A scanning helium ion microscope (SHIM, HeIM or HIM) is a high-resolution imaging instrument that uses a scanning helium ion beam to visualize at sub-nanometer resolution. It was developed in the mid-2000s for nanotechnology applications, and has been demonstrated to have a better surface resolution than scanning electron microscopes.

== Description ==
Scanning helium ion microscope (SHIM) was developed in the mid-2000s as a new microscopy technique for nanotechnology applications. It uses a focused beam of helium ions to scan a specimen's surface instead of electrons used in a scanning electron microscope (SEM).
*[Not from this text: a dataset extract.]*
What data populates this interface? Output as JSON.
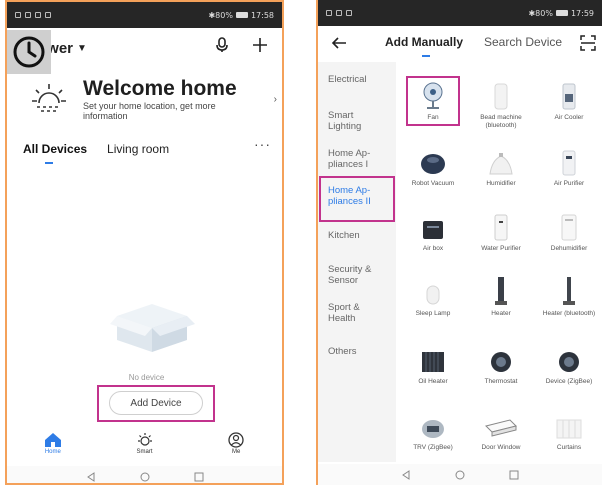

It utilizes a gas field ionization source (GFIS), which is used to produce a highly focused beam of helium ions.

The very high source brightness, and the short De Broglie wavelength of the helium ions, enables extremely small probe sizes. Similar to other focused ion beam techniques, it allows to combine milling and cutting of samples with their observation at sub-nanometer resolution. A surface resolution of 0.24 nanometers has been demonstrated by Zeiss.

When the helium ions interact with a sample under visualization, it does not suffer from large excitation volume, and hence produces a much smaller interaction volume compared to electrons, leading to better surface sensitivity. These characteristics enable the SHIM to obtain qualitative data with a greater resolution that is not achievable with conventional microscopes which use photons or electrons as the emitting source. The small interaction volume results in high contrast images, with a large depth of field on a wide range of materials. The microscope is also better at imaging insulating materials because it causes less charging on interaction with such materials compared to electron beams.

== History ==
The SHIMs were made commercially available by Zeiss in 2007, and the first microscope was shipped to the National Institute of Standards and Technology. However, it was discontinued by Zeiss in 2023.